Tensorflow with gpu support installation error - the specified --crosstool_top is not a valid cc_toolchain_suite rule

I've been trying to install tensorflow with GPU support using these steps:
http://www.nvidia.com/object/gpu-accelerated-applications-tensorflow-installation.html
and also using:
http://thelazylog.com/install-tensorflow-with-gpu-support-on-sandbox-redhat/
This is the error message that I'm getting when I try to run the bazel build command for building the tensorflow pip package (with the --config-cuda flag set):
The specified --crosstool_top '//third_party/gpus/crosstool:crosstool' is not a valid cc_toolchain_suite rule.
What's strange is that if i remove the --config=cuda flag, I don't get the error message while building and I'm able to install tensorflow successfully - but without GPU support.
I experienced the same issue, using the nvidia instructions. What I did was to drop the git reset line in the instructions, and it works.
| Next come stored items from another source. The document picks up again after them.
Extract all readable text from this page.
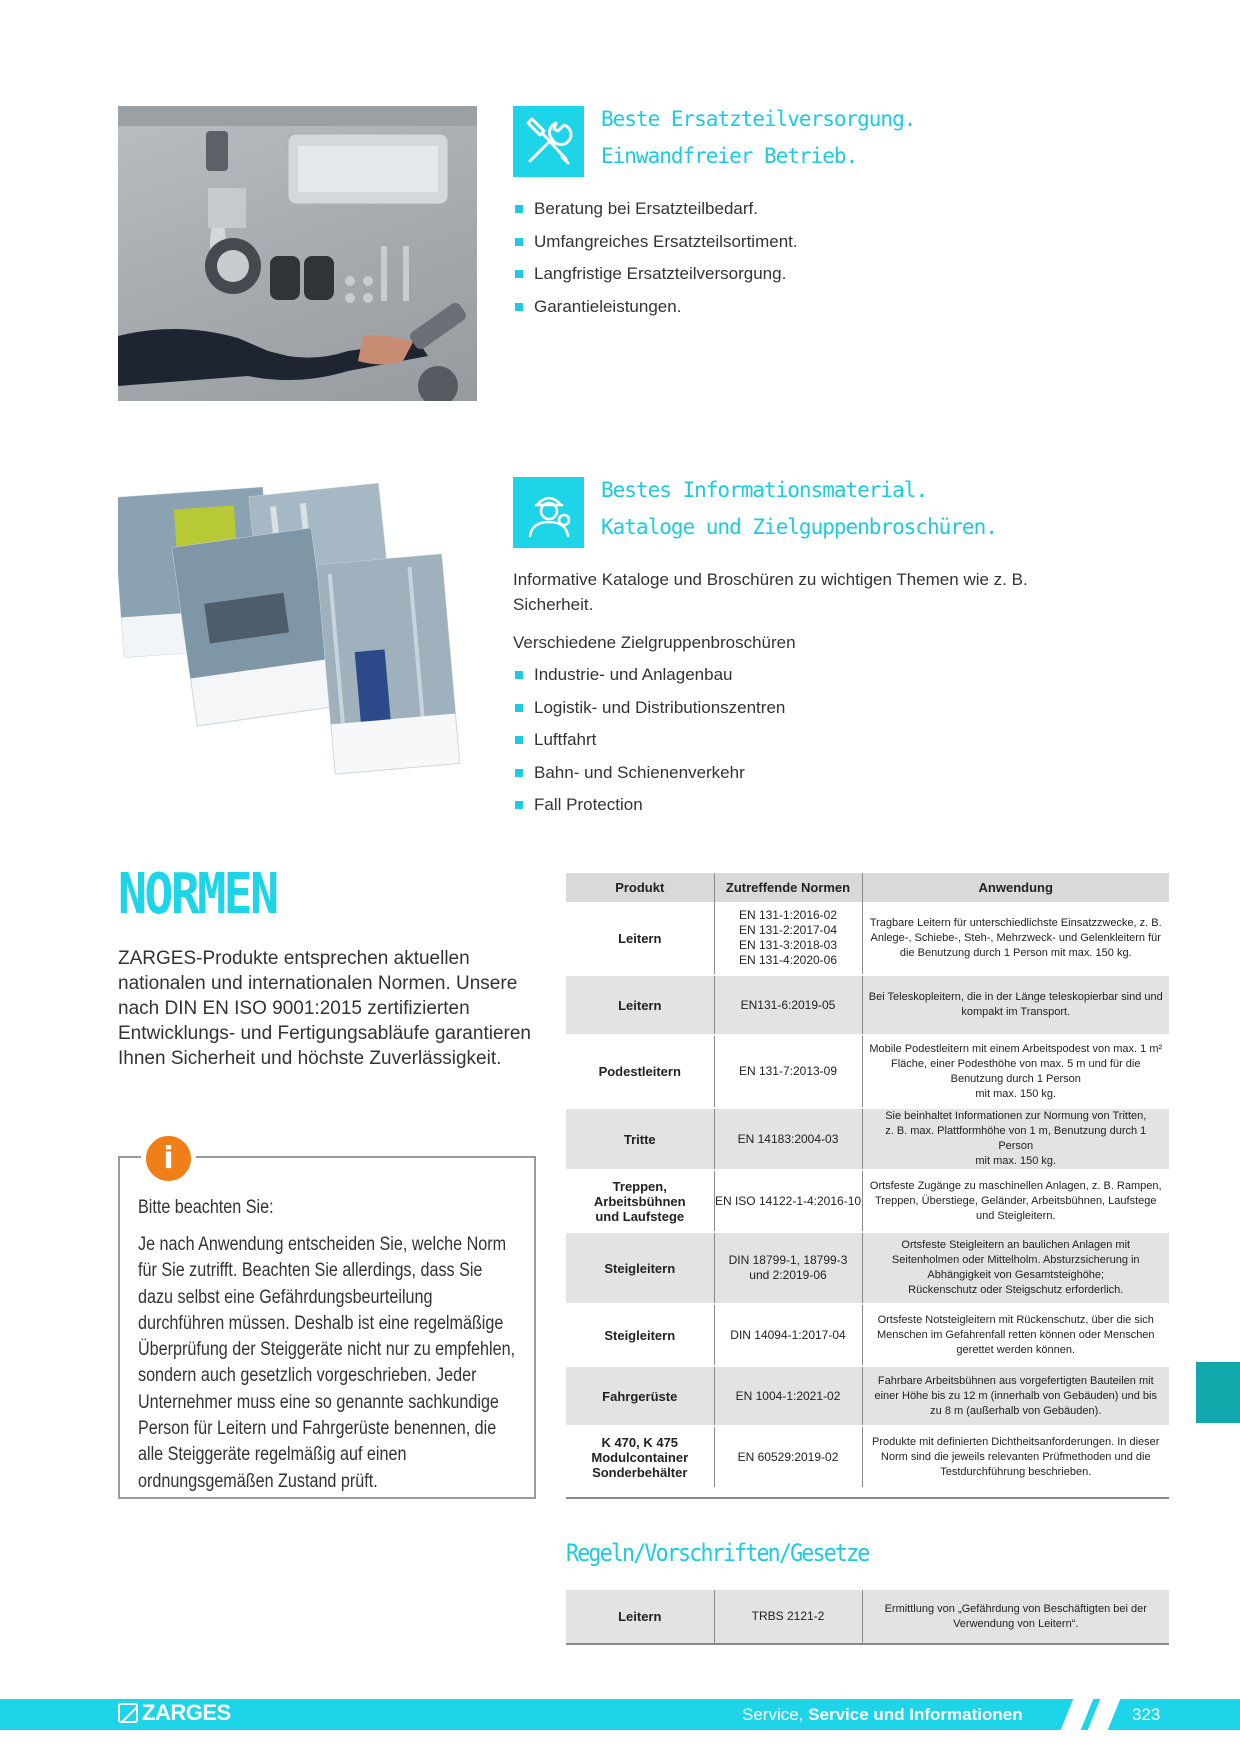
Beste Ersatzteilversorgung.
Einwandfreier Betrieb.
Beratung bei Ersatzteilbedarf.
Umfangreiches Ersatzteilsortiment.
Langfristige Ersatzteilversorgung.
Garantieleistungen.
Bestes Informationsmaterial.
Kataloge und Zielguppenbroschüren.
Informative Kataloge und Broschüren zu wichtigen Themen wie z. B. Sicherheit.
Verschiedene Zielgruppenbroschüren
Industrie- und Anlagenbau
Logistik- und Distributionszentren
Luftfahrt
Bahn- und Schienenverkehr
Fall Protection
NORMEN
ZARGES-Produkte entsprechen aktuellen nationalen und internationalen Normen. Unsere nach DIN EN ISO 9001:2015 zertifizierten Entwicklungs- und Fertigungsabläufe garantieren Ihnen Sicherheit und höchste Zuverlässigkeit.
i
Bitte beachten Sie:
Je nach Anwendung entscheiden Sie, welche Norm für Sie zutrifft. Beachten Sie allerdings, dass Sie dazu selbst eine Gefährdungsbeurteilung durchführen müssen. Deshalb ist eine regelmäßige Überprüfung der Steiggeräte nicht nur zu empfehlen, sondern auch gesetzlich vorgeschrieben. Jeder Unternehmer muss eine so genannte sachkundige Person für Leitern und Fahrgerüste benennen, die alle Steiggeräte regelmäßig auf einen ordnungsgemäßen Zustand prüft.
Produkt	Zutreffende Normen	Anwendung
Leitern	EN 131-1:2016-02
EN 131-2:2017-04
EN 131-3:2018-03
EN 131-4:2020-06	Tragbare Leitern für unterschiedlichste Einsatzzwecke, z. B. Anlege-, Schiebe-, Steh-, Mehrzweck- und Gelenkleitern für die Benutzung durch 1 Person mit max. 150 kg.
Leitern	EN131-6:2019-05	Bei Teleskopleitern, die in der Länge teleskopierbar sind und kompakt im Transport.
Podestleitern	EN 131-7:2013-09	Mobile Podestleitern mit einem Arbeitspodest von max. 1 m² Fläche, einer Podesthöhe von max. 5 m und für die Benutzung durch 1 Person
mit max. 150 kg.
Tritte	EN 14183:2004-03	Sie beinhaltet Informationen zur Normung von Tritten,
z. B. max. Plattformhöhe von 1 m, Benutzung durch 1 Person
mit max. 150 kg.
Treppen, Arbeitsbühnen
und Laufstege	EN ISO 14122-1-4:2016-10	Ortsfeste Zugänge zu maschinellen Anlagen, z. B. Rampen, Treppen, Überstiege, Geländer, Arbeitsbühnen, Laufstege und Steigleitern.
Steigleitern	DIN 18799-1, 18799-3
und 2:2019-06	Ortsfeste Steigleitern an baulichen Anlagen mit Seitenholmen oder Mittelholm. Absturzsicherung in Abhängigkeit von Gesamtsteighöhe;
Rückenschutz oder Steigschutz erforderlich.
Steigleitern	DIN 14094-1:2017-04	Ortsfeste Notsteigleitern mit Rückenschutz, über die sich Menschen im Gefahrenfall retten können oder Menschen gerettet werden können.
Fahrgerüste	EN 1004-1:2021-02	Fahrbare Arbeitsbühnen aus vorgefertigten Bauteilen mit einer Höhe bis zu 12 m (innerhalb von Gebäuden) und bis zu 8 m (außerhalb von Gebäuden).
K 470, K 475
Modulcontainer
Sonderbehälter	EN 60529:2019-02	Produkte mit definierten Dichtheitsanforderungen. In dieser Norm sind die jeweils relevanten Prüfmethoden und die Testdurchführung beschrieben.
Regeln/Vorschriften/Gesetze
Leitern	TRBS 2121-2	Ermittlung von „Gefährdung von Beschäftigten bei der Verwendung von Leitern“.
ZARGES	Service, Service und Informationen	323
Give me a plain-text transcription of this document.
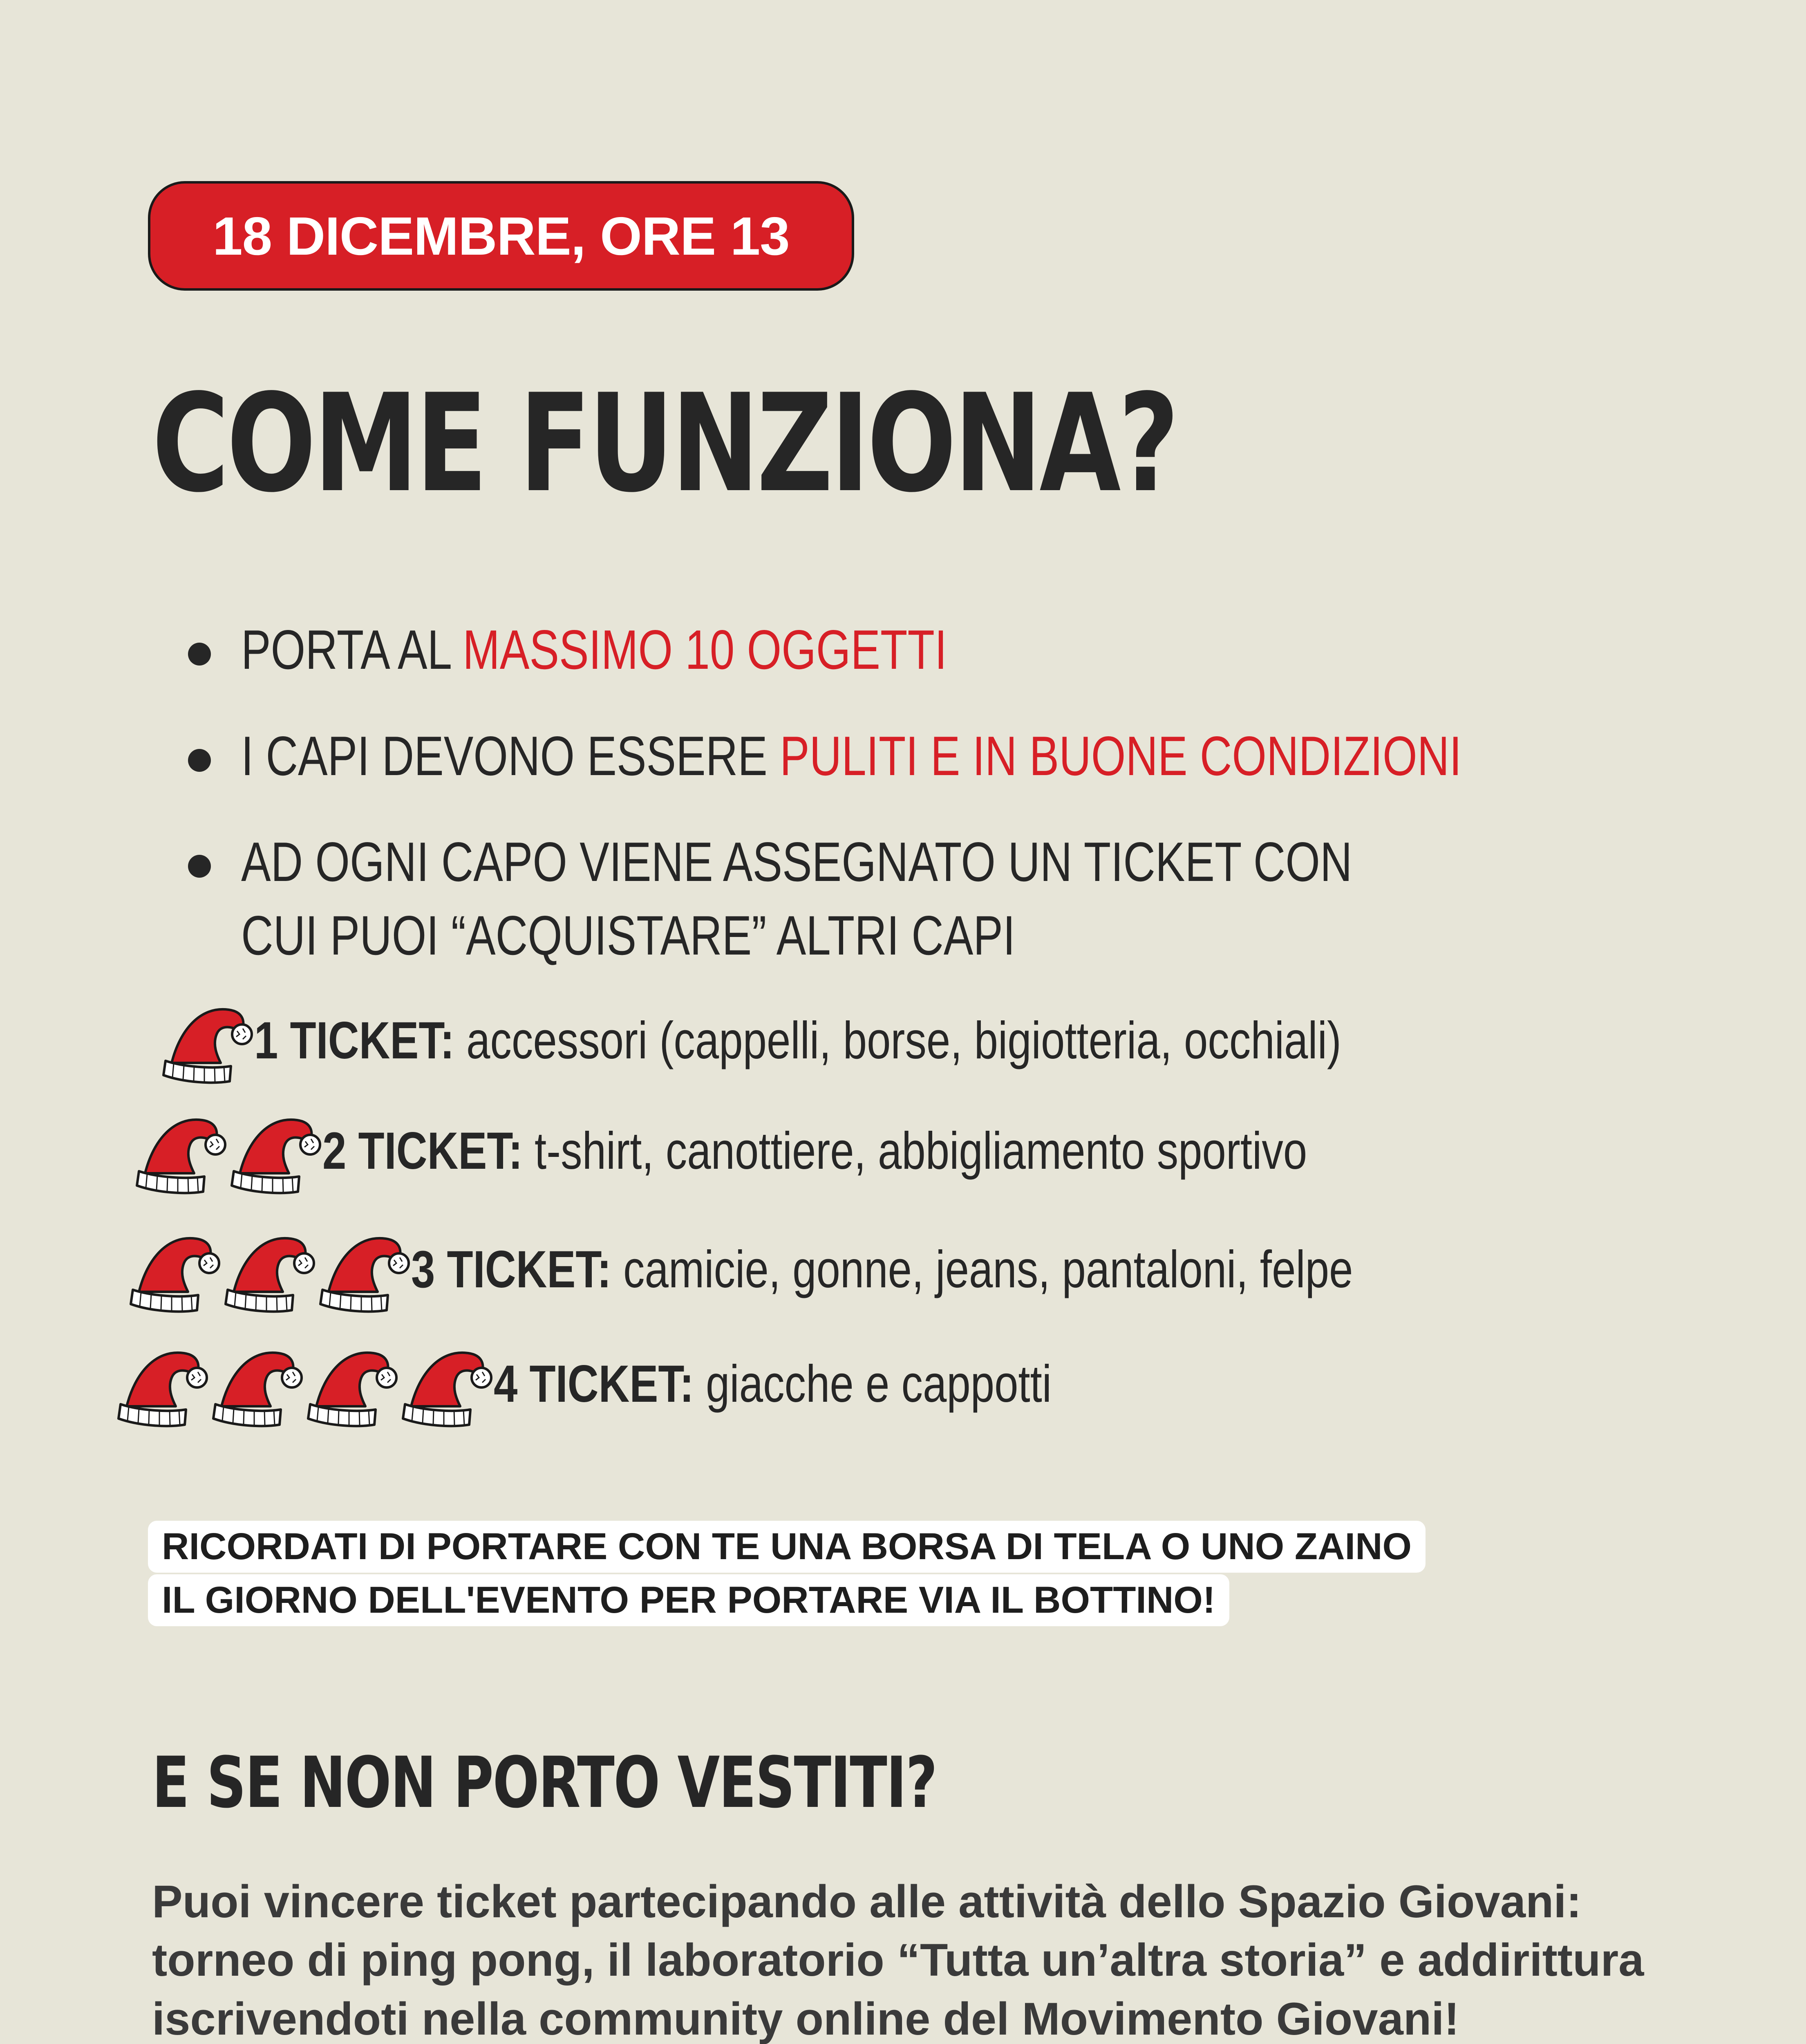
18 DICEMBRE, ORE 13
COME FUNZIONA?
PORTA AL MASSIMO 10 OGGETTI
I CAPI DEVONO ESSERE PULITI E IN BUONE CONDIZIONI
AD OGNI CAPO VIENE ASSEGNATO UN TICKET CON CUI PUOI “ACQUISTARE” ALTRI CAPI
1 TICKET: accessori (cappelli, borse, bigiotteria, occhiali)
2 TICKET: t-shirt, canottiere, abbigliamento sportivo
3 TICKET: camicie, gonne, jeans, pantaloni, felpe
4 TICKET: giacche e cappotti
RICORDATI DI PORTARE CON TE UNA BORSA DI TELA O UNO ZAINO
IL GIORNO DELL'EVENTO PER PORTARE VIA IL BOTTINO!
E SE NON PORTO VESTITI?
Puoi vincere ticket partecipando alle attività dello Spazio Giovani: torneo di ping pong, il laboratorio “Tutta un’altra storia” e addirittura iscrivendoti nella community online del Movimento Giovani!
Details (from the error message):
Close, reopen terminal
Run git clone (again), and cd tensorflow
Run ./configure
Bazel build, etc
This may be unrelated, but I experienced an issue with the .whl line, the error message was that the wheel cannot be found or something along those lines. This is the "And finally install the TensorFlow pip package" section. To resolve it in my case, I typed in the terminal all the way to "..._pkg/tensorflow", and then pressed tab for auto-completion. The file name that popped up was significantly longer than that in the guide, but it worked. Also, if anyone face a numpy not installed message based on the nvidia instructions, replace the python-pip and dev with python-numpy and run that line again to install.
Configuration: Fresh Ubuntu 16.04, GTX970M, running driver 367.48 (from CUDA installation), CUDA 8.0, CuDNN 5.1
Full setup path:
Fresh Ubuntu, with downloads and 3rd party apps selected during installation.
Control panel => Software and updates => Other Software => Canonical ticked
Install CUDA using nvidia instructions in CUDA documentation, .deb format
CuDNN 5.1 installed, the rest from the nvidia link.
I hope everything works out for you!
(I'm sorry for the poor formatting)
I was going through same problem and recently found the solution. The problem is with the installation of Bazel which leads to this kind of error.
After installation of bazel from installer, make sure that you would give the correct path to ~./bashrc and also activate the path using
source "path-to-your-bin-directory-for-bazel"
Please change the git source version slightly as shown below
$ git clone https://github.com/tensorflow/tensorflow
$ cd tensorflow
// $ git reset --hard 70de76e
$ git reset --hard 287db3a
And please refer the below l
https://github.com/tensorflow/tensorflow/issues/4944
Also, zlib has been updated since this TF build. You need to check http://www.zlib.net/ to get the latest version and SHA-256, then update tensorflow/workspace.bzl with that information (lines 254-266 in this build). At this time, the correct version info would include the following:
url = "http://zlib.net/zlib-1.2.11.tar.gz",
sha256 = "c3e5e9fdd5004dcb542feda5ee4f0ff0744628baf8ed2dd5d66f8ca1197cb1a1",
strip_prefix = "zlib-1.2.11",